Going by the stats over a year, it's not really that random. Sure, everyone is a few degrees of separation away from an outlier case, that's why anecdotes aren't data on their own. Even if you are boiling them down you would have to correct that a bunch of people you know who mention the one younger person who died aren't all referring back to the same case.
The stats overall for the whole deal shows 80% were very old people, an also that most had preexisting conditions. Yes, being a fatass also can be damning for an assortment of reasons, but even so most fatasses still make it.
The number who have died in the "young healthy, or younger, mostly healthy" group aren't really more alarming than flu. Sometimes you just get a bad hand with diseases. I am curious as to why, too, but hey, I've known people who just had a aneurism with no warning while they were in their forties.
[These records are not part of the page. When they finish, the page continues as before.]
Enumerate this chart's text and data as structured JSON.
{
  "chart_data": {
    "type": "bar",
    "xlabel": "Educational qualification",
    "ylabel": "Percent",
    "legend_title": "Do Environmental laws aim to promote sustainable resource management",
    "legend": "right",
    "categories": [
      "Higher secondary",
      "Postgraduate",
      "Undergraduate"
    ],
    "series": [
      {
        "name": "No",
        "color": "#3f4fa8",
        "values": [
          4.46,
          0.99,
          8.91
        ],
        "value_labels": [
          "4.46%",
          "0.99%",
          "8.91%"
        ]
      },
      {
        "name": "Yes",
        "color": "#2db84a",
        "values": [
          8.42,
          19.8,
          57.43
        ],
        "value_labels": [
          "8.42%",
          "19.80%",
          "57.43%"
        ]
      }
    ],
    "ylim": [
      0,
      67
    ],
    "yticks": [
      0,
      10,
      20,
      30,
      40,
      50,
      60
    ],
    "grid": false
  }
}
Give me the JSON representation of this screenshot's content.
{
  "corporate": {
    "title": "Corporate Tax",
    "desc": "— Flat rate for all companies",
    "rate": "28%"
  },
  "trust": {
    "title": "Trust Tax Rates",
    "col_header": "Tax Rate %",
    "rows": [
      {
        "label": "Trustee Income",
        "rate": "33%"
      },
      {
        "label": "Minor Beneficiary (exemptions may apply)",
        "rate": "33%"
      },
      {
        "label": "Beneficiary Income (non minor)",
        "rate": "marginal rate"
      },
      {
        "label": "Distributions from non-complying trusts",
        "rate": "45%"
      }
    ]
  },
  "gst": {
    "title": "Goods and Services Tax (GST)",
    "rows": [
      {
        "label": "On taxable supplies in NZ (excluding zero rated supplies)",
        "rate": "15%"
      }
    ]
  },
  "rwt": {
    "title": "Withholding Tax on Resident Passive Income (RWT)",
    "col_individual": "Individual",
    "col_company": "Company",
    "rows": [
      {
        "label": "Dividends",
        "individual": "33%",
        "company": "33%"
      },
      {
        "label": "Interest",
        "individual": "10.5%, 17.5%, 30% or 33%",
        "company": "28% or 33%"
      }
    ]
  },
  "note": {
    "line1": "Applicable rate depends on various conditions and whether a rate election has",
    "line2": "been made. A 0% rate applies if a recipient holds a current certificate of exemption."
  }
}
Sometimes your number is just up.
Stuff like that one officer who died after bragging about an immune system are still kind of weird, just because of how convenient it is that one of the handful of unlucky people (I think his whole state lost like 20 in his age group over the whole pandemic) was him out of the 40,000 that had it. I also wear I heard the same story and video a month previous about him dying before the news hit. Probably just deja vu and it was a similar story, but you know, weird. Like reality recycles background details.
The overall picture is less grim for even fatties in their forties than the media might make it seem, but they are collecting the 20 cases per each state and amplifying them to drive the panic and anxiety they needed for their news cycle. You still might be one of the unlucky ones, the hand of fate is cold.